PURCHASER:        ________________________
 
ISSUER:           Zolon Corporation (Referred to hereinbelow as the “Company”)
 
SECURITY:         Common Stock, par value $.001
 
QUANTITY:         _______________ Shares
 
In connection with the purchase of the above-listed Securities of the Company, I, the Purchaser represent to the Company the following:
 
(1) Investment. I am aware of the Company's business affairs and financial condition. I am purchasing the Securities for investment for my own account only and not with a view to, or for resale in connection with, any "distribution" thereof within the meaning of the Securities Act of 1933 (as Amended). These securities have not been registered under the Securities Act by reason of a specific exemption therefrom, which exemption depends on, among other things, the bona fide nature of the investment intent as expressed herein. In this connection I understand that, in view of the Securities and Exchange Commission ("SEC"), the statutory basis for such exemption may be unavailable if my representation was predicated solely upon a present intention to hold these Securities for the minimum capital gains period specified under tax statutes, for a deferred sale, for or until an increase or decrease in the market price of the Securities or for the period of one year or any other fixed period in the future.

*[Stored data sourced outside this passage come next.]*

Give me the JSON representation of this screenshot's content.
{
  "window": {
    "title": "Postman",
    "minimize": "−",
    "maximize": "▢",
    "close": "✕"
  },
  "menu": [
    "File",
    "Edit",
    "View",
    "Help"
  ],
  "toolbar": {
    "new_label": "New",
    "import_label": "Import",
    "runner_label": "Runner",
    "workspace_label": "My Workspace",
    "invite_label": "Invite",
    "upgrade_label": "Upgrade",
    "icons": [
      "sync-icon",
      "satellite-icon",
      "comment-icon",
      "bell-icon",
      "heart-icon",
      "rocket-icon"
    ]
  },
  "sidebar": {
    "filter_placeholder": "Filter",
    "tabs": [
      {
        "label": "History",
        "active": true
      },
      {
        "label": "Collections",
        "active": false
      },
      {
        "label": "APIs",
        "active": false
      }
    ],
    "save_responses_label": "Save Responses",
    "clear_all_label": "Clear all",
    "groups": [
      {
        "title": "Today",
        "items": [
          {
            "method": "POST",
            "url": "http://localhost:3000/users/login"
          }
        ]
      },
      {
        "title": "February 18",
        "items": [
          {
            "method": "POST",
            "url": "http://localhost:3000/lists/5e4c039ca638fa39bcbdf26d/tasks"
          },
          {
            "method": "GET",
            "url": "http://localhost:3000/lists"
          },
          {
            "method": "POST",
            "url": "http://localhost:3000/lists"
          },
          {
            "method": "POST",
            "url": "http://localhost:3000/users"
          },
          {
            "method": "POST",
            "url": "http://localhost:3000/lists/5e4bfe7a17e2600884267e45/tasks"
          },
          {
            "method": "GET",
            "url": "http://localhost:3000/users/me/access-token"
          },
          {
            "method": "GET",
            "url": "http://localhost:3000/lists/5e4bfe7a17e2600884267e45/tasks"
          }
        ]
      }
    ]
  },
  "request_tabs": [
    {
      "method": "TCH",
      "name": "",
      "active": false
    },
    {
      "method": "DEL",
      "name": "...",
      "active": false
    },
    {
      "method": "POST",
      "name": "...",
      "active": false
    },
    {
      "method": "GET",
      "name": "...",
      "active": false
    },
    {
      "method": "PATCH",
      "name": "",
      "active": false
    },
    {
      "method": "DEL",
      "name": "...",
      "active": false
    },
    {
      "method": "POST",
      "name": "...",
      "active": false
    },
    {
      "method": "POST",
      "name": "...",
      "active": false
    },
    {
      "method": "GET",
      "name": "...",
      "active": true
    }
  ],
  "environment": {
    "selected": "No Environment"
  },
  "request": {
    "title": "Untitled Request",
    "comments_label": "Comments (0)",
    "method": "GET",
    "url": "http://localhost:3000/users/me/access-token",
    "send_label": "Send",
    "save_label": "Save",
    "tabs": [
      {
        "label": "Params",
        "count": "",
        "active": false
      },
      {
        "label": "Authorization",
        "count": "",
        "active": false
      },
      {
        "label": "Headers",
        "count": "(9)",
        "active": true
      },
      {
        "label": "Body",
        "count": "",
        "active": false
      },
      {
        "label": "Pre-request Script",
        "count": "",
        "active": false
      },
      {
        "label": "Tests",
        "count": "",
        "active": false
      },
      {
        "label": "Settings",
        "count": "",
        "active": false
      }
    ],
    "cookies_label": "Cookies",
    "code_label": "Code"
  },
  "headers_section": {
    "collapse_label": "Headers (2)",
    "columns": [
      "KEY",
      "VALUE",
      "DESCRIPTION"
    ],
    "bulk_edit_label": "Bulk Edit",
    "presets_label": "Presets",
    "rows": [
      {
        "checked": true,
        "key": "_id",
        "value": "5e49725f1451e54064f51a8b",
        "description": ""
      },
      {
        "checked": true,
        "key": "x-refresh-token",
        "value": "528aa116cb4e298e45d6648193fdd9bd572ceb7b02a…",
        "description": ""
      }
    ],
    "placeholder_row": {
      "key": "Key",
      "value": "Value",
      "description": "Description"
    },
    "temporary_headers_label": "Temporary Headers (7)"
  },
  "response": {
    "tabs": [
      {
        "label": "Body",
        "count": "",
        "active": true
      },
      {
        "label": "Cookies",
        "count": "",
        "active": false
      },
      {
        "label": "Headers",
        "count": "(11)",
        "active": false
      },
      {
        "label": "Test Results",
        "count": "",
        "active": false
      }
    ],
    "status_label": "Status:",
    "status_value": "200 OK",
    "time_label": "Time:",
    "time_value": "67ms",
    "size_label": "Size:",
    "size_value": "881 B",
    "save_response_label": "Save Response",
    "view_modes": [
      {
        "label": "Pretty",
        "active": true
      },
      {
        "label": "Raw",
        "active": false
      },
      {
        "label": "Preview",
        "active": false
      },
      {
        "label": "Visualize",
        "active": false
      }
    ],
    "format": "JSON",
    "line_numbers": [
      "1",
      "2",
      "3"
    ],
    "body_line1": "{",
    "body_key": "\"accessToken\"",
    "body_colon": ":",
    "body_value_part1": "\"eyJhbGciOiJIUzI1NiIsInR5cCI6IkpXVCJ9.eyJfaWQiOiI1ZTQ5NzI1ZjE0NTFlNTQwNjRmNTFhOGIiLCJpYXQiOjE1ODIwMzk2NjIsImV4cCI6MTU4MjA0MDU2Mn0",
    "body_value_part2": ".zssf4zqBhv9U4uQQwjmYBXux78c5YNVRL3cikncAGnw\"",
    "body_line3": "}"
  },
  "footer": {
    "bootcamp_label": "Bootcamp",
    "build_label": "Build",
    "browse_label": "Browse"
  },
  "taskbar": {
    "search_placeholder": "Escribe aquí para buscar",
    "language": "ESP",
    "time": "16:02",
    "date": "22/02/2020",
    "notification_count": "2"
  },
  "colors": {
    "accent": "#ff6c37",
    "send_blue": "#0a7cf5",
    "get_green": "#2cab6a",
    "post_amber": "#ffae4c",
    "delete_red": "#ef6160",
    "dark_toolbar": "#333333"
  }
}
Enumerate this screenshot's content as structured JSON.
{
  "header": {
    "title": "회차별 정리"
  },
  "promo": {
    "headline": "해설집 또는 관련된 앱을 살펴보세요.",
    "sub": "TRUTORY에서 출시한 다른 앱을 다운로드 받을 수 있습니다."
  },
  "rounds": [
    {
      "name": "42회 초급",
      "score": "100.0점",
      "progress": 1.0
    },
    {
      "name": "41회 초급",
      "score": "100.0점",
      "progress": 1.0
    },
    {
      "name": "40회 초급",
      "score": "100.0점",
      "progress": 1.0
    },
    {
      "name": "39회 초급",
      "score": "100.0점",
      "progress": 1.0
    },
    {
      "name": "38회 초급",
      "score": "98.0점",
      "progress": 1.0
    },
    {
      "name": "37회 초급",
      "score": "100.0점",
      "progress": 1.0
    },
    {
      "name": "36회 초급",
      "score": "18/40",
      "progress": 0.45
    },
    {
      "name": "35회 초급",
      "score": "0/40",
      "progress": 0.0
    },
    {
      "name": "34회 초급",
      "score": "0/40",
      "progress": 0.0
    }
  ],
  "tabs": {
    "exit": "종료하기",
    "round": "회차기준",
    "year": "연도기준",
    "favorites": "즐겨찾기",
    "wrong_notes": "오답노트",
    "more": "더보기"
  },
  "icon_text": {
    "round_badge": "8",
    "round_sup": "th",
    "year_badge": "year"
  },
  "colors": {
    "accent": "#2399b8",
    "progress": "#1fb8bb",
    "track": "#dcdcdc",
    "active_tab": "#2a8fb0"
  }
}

(2) Restrictions on Transfer Under Securities Act. I further acknowledge and understand that the Securities must be held indefinitely unless they are subsequently registered under the Securities Act or unless an exemption from such registration is available. Moreover, I understand that the Company is under no obligation to register the Securities. In addition, I understand that the certificate evidencing the Securities will be imprinted with a legend which prohibits the transfer of the Securities unless they are registered or unless the Company receives an opinion of counsel reasonably satisfactory to the Company that such registration is not required.
(3) Sales Under Rule 144. I am aware of the adoption of Rule 144 by the SEC promulgated under the Securities Act, which in substance permits limited public resale of securities acquired in a non-public offering subject to the satisfaction of certain conditions, including: (i) the availability of certain current public information about the Company, (ii) the resale being made through a broker in an unsolicited "broker's transaction" or in transactions directly with a " market maker," and (iv) the amount of securities sold during any three-month period not exceeding specified limitations (generally 1% of the total shares outstanding).
(4) Limitations on Rule 144. I further acknowledge and understand that the Company is not now, and at any time I wish to sell the Securities may not be, satisfying the public information requirement of Rule 144, and, in such case, I would be precluded from selling the Securities under Rule 144 even if the minimum holding period had been satisfied.